NASA’s Vehicle Assembly Building (VAB) at Kennedy Space Center in Florida.

On May 25, 1961, President John F. Kennedy asked Congress to commit to landing a man on the moon before the end of the decade, raising the stakes in the Space Race.

NASA’s Saturn V launch vehicle would be the workhorse of the Apollo Program. It was the largest spacecraft ever designed. But before the super-heavy rockets could lift off, the agency needed a building of immense scale in which to build them. Construction of the now-iconic Vertical Assembly Building (VAB) began in August of 1963 at what we know today as Kennedy Space Center.

Completed in 1966, the VAB remains one of the largest buildings in the world. Made of structural steel, it is 52 stories high, stretches 515 feet (157 meters) wide, and covers eight acres (3.2 hectares) of land.

All that structural steel inside the VAB as well as that specified for the launch arm/umbilical towers needed to be coated to prevent degradation.

However, its location in Florida is one of the most corrosive coastal areas in the country due to the combination of ocean salt spray, heat, humidity, and frequent precipitation.

If climate, weather, and geography weren't enough, with every mission launch comes high volumes of acidic exhaust, making the area at and near the launchpads even more corrosive. These conditions made coating system selection particularly challenging.

Coating the Structures

A total of 89,000 tons (80,739 tonnes) of structural steel inside the VAB and the launch arm/umbilical towers at Complex 39 were fabricated in Tampa, coated with Carbozinc 11, and shipped to the laydown yard at Cape Canaveral. It was erected and touched up with additional layers of Carbozinc 11.

We know now that Carbozinc 11 is the industry’s superior inorganic zinc primer, but in the mid-1960s, it had only been on the market for around a decade. No one knew for sure how long it would protect the infrastructure at Complex 39, but through accelerated corrosion testing, a service life of 50 years was predicted.

Prior to our development of Carbozinc 11, zinc primers had to be cured using a post-cure solution sprayed onto painted steel members in a cumbersome two-step process. Carbozinc 11 allowed the steel to be fabricated, blast cleaned, primed, and then handled almost immediately after priming, speeding up fab shop processes.

The product was a game-changing innovation during the industrial construction boom of the 1960s.

Passing the Test of Time

On July 16, 1969, American astronauts strapped to the top of Saturn V SA-506 lifted off for the moon. Four days later, they landed there, and Armstrong and Aldrin became household names.

After 50 years of service, the VAB had its first re-paint in 2016, meeting the 50-year service life prediction we’d made for Carbozinc 11 in hyper-corrosive environments.
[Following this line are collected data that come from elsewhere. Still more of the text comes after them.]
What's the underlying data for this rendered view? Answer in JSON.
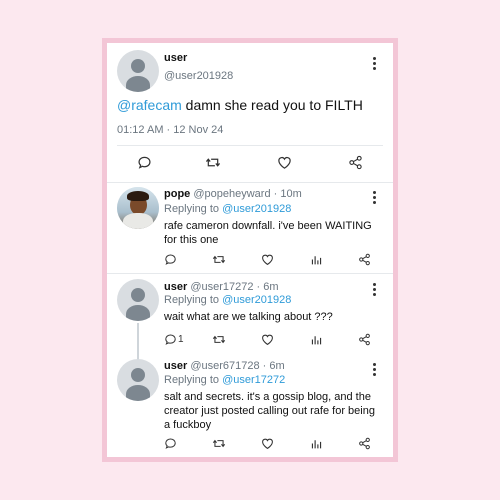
{
  "main_tweet": {
    "name": "user",
    "handle": "@user201928",
    "mention": "@rafecam",
    "text": " damn she read you to FILTH",
    "timestamp": "01:12 AM · 12 Nov 24"
  },
  "replies": [
    {
      "name": "pope",
      "handle": "@popeheyward",
      "time": "· 10m",
      "replying_prefix": "Replying to ",
      "replying_to": "@user201928",
      "text_lines": [
        "rafe cameron downfall. i've been WAITING",
        "for this one"
      ],
      "reply_count": ""
    },
    {
      "name": "user",
      "handle": "@user17272",
      "time": "· 6m",
      "replying_prefix": "Replying to ",
      "replying_to": "@user201928",
      "text_lines": [
        "wait what are we talking about ???"
      ],
      "reply_count": "1"
    },
    {
      "name": "user",
      "handle": "@user671728",
      "time": "· 6m",
      "replying_prefix": "Replying to ",
      "replying_to": "@user17272",
      "text_lines": [
        "salt and secrets. it's a gossip blog, and the",
        "creator just posted calling out rafe for being",
        "a fuckboy"
      ],
      "reply_count": ""
    }
  ],
  "icons": [
    "reply-icon",
    "retweet-icon",
    "like-icon",
    "stats-icon",
    "share-icon",
    "more-icon"
  ],
  "colors": {
    "link": "#2f9bd8",
    "frame": "#f3c6d6",
    "background": "#fce8ef"
  }
}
Over the past 60-plus years, the Kennedy Space Center and the infrastructure built there has helped the coatings industry develop significant corrosion protection expertise, particularly in the advancement of the science of zinc-rich primers.
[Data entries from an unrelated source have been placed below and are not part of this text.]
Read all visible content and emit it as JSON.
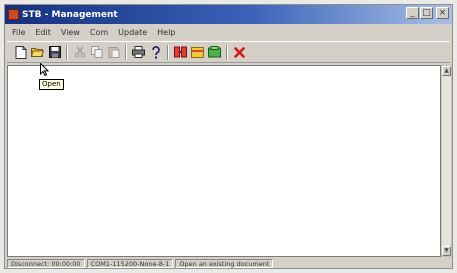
{
  "window": {
    "title": "STB - Management",
    "controls": {
      "minimize": "_",
      "maximize": "□",
      "close": "×"
    }
  },
  "menu": [
    "File",
    "Edit",
    "View",
    "Com",
    "Update",
    "Help"
  ],
  "toolbar": {
    "icons": [
      "new-document-icon",
      "open-folder-icon",
      "save-icon",
      "cut-icon",
      "copy-icon",
      "paste-icon",
      "print-icon",
      "help-icon",
      "connect-icon",
      "card-icon",
      "device-icon",
      "close-red-icon"
    ]
  },
  "tooltip": "Open",
  "statusbar": {
    "connection": "Disconnect: 00:00:00",
    "port": "COM1-115200-None-8-1",
    "message": "Open an existing document"
  },
  "colors": {
    "titlebar": "#1f3b8c",
    "content": "#ffffff",
    "chrome": "#d4d0c8"
  }
}
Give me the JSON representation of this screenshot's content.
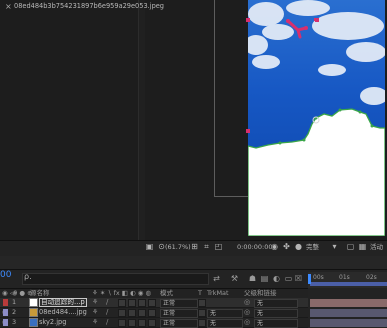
{
  "viewer": {
    "zoom": "(61.7%)",
    "timecode": "0:00:00:00",
    "quality": "完整",
    "active_camera": "活动"
  },
  "timeline": {
    "tab_label": "08ed484b3b754231897b6e959a29e053.jpeg",
    "timecode": "00",
    "search_placeholder": "ρ.",
    "ruler_labels": [
      "00s",
      "01s",
      "02s"
    ],
    "columns": {
      "source_name": "源名称",
      "mode": "模式",
      "t": "T",
      "trkmat": "TrkMat",
      "parent": "父级和链接"
    },
    "layers": [
      {
        "num": "1",
        "name": "自动追踪的…p",
        "mode": "正常",
        "trkmat": "",
        "parent": "无",
        "color": "#b83b3b",
        "selected": true
      },
      {
        "num": "2",
        "name": "08ed484....jpg",
        "mode": "正常",
        "trkmat": "无",
        "parent": "无",
        "color": "#8e8ec8",
        "selected": false
      },
      {
        "num": "3",
        "name": "sky2.jpg",
        "mode": "正常",
        "trkmat": "无",
        "parent": "无",
        "color": "#8e8ec8",
        "selected": false
      }
    ]
  },
  "colors": {
    "accent": "#3d8bff",
    "sky": "#1f63c2",
    "track_handle": "#d72f6d",
    "mask_green": "#3aa648"
  }
}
Results from coating evaluation studies over that time have shown that inorganic zinc-rich primers outperform their organic counterparts in this environment, and that inorganic zinc-rich primers are the best choice for long-term protection of launch equipment and ground support structures.
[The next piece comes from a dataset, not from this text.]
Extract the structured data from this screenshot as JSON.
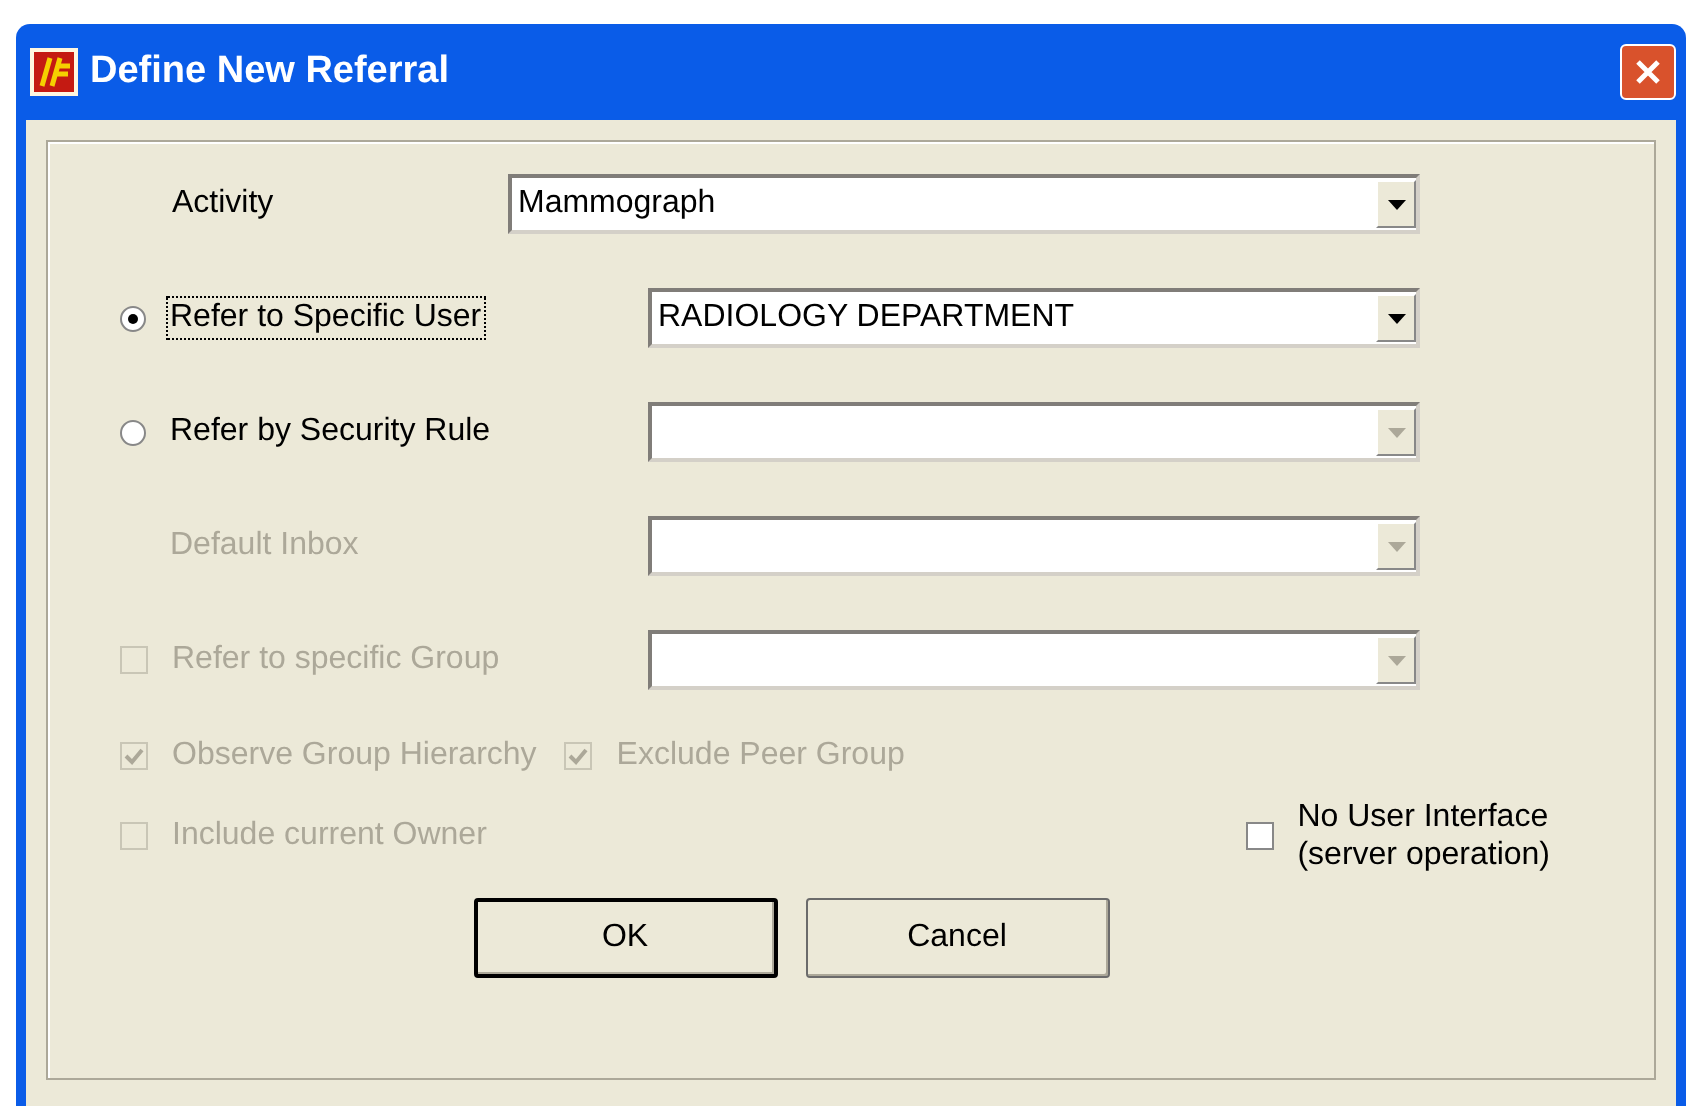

In 2016, Carboline received the SSPC Charles G. Munger Award, granted for an “outstanding industrial or commercial project demonstrating longevity of the original coating,” for the 50 years of protection at Complex 39.

The VAB was the first and most historically significant project on which NASA and Carboline collaborated. Many more followed, including coating with Carbozinc 11 the Space Shuttle Mount-Dismount Device at Vandenberg Air Force Base in California.

Nearly 60 years later, Carbozinc 11 is just as reliable as it was in the early 1960s. It set the standard then, and has been the standard ever since.